Following this direction, Lacan says that the significant chain comes from the lack of something that is unattainable. That is because there is already a constitutive Absence in which the significant chain assumes the opposition and the difference. His propositions, according to which "the individual's drama is his lack-to-be" and "love makes his object of what lacks in the real", are expressions of this idea . If Structure used to be a Presence that extended through time without changing, now Origin is an Absence that has nothing to do with time or with history. While for Lévi-Strauss the Ur-code is a Structure that determines the others, for Lacan it is an undetermined code that allows all the possible configurations, even those that are contradictory . By turning Structure an Absence, Lacan seems to be exploding the ontological structuralism and generating ontology without structures of any type. Consequently, each structure overcomes the other one and so on, until the non-structured Absence appears.

In this development Lacan seems to have been greatly influenced by the philosopher Heidegger.

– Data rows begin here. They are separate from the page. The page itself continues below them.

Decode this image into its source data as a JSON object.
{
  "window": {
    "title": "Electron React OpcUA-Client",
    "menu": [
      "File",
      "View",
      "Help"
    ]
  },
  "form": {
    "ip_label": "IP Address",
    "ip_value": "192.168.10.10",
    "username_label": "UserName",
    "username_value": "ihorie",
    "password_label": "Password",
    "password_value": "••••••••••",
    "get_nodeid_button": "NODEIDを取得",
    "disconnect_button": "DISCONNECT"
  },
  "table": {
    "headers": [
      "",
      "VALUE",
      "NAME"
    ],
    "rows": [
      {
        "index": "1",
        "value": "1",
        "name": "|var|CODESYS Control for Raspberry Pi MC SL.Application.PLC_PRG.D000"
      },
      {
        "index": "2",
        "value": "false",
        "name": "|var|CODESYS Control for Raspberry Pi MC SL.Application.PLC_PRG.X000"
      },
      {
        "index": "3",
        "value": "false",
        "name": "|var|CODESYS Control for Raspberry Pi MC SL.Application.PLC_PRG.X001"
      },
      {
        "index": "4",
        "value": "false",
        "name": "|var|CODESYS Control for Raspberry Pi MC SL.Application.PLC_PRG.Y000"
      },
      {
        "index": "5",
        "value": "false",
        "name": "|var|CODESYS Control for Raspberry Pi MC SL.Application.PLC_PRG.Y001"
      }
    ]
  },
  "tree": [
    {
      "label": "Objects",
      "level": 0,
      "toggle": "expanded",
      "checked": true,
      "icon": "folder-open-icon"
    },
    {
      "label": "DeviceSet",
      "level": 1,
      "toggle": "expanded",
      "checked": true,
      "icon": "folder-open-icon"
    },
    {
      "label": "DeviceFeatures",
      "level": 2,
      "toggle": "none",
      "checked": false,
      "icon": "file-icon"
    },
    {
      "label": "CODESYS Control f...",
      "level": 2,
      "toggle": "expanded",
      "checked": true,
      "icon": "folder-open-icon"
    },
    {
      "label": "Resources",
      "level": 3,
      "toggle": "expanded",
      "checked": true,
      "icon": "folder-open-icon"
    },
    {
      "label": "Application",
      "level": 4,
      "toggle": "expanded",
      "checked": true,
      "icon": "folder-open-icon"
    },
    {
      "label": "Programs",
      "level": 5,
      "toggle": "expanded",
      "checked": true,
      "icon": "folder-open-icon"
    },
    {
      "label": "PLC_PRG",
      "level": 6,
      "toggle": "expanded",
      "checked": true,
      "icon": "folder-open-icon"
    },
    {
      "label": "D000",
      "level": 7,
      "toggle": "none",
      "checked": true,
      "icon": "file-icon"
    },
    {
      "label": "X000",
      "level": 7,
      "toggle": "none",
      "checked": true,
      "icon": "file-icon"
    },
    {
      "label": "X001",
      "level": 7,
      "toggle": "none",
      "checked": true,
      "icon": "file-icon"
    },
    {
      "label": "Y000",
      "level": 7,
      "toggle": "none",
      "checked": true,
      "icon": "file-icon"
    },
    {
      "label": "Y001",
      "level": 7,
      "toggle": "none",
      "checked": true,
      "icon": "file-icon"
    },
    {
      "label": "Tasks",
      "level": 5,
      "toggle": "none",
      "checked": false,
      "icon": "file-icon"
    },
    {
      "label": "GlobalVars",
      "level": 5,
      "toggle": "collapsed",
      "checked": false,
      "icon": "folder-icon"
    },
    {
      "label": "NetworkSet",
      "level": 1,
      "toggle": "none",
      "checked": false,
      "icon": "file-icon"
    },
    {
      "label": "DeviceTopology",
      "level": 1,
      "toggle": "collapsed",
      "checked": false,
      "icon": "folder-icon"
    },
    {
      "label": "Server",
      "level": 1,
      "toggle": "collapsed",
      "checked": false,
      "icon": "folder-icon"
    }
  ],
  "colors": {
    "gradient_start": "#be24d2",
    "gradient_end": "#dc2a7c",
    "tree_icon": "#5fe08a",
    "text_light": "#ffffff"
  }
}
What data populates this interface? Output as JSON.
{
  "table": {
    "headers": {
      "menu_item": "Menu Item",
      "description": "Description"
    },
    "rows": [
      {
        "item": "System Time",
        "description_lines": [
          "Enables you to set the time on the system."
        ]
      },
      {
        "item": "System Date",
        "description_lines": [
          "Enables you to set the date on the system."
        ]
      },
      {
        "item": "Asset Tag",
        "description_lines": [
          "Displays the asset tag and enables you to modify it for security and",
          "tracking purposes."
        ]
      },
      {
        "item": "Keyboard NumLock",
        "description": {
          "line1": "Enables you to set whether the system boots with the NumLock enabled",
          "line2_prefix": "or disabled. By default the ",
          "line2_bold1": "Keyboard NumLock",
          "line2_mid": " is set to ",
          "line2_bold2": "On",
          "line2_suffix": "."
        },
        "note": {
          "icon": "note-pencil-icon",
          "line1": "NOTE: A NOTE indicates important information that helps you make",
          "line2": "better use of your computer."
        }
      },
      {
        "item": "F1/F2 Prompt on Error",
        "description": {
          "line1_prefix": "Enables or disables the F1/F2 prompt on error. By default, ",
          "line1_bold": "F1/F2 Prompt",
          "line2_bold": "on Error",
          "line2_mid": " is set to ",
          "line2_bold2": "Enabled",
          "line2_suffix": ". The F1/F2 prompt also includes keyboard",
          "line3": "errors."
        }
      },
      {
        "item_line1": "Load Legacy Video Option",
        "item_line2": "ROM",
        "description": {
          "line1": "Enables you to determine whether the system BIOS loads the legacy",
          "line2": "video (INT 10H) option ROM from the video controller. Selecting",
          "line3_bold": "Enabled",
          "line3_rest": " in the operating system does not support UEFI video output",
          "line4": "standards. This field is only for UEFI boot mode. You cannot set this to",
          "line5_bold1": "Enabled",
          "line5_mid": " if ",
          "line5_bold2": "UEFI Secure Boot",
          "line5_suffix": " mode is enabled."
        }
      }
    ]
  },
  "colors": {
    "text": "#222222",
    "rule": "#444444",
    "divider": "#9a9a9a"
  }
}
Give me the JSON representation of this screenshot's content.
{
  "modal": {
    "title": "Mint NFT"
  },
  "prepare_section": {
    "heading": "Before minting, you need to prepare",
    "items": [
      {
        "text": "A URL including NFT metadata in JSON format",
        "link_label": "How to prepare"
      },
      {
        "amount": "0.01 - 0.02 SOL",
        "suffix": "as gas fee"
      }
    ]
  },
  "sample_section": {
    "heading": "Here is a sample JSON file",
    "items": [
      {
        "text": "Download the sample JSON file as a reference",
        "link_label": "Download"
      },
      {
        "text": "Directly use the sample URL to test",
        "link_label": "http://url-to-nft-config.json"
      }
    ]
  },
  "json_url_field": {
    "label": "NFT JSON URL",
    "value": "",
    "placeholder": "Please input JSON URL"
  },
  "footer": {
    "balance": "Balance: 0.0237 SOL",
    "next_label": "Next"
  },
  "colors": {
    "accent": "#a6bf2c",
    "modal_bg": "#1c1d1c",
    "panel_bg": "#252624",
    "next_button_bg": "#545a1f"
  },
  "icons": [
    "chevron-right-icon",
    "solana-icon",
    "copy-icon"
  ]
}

For Heidegger, the value of a thought is not in what it says, but in what it does not say . Significant chains and structures are the Being manifestations, they make the Being speak without exhausting him in what he says. The Being does not reduce to what has been said. The Being is pure difference. He is not submitted to any structural determination.

Since the beginning of his work, Freud presented an irreducible Absence to language and to knowledge. The dreams' navel and the original repression are expressions of this Absence. From that point of view, the Lacanian conception of the unconscious as the Real would still be Freudian, although expressed by a new conceptual language.

Lacan updated the psychoanalytic theory by talking to the knowledge of his time. He transmitted psychoanalysis with new words, and introduced new concepts. But did such new words and such new concepts produce new ideas about the unconscious? The question I would like to ask for discussion is the following: Were there actually Lacanian advances in the Freudian unconscious?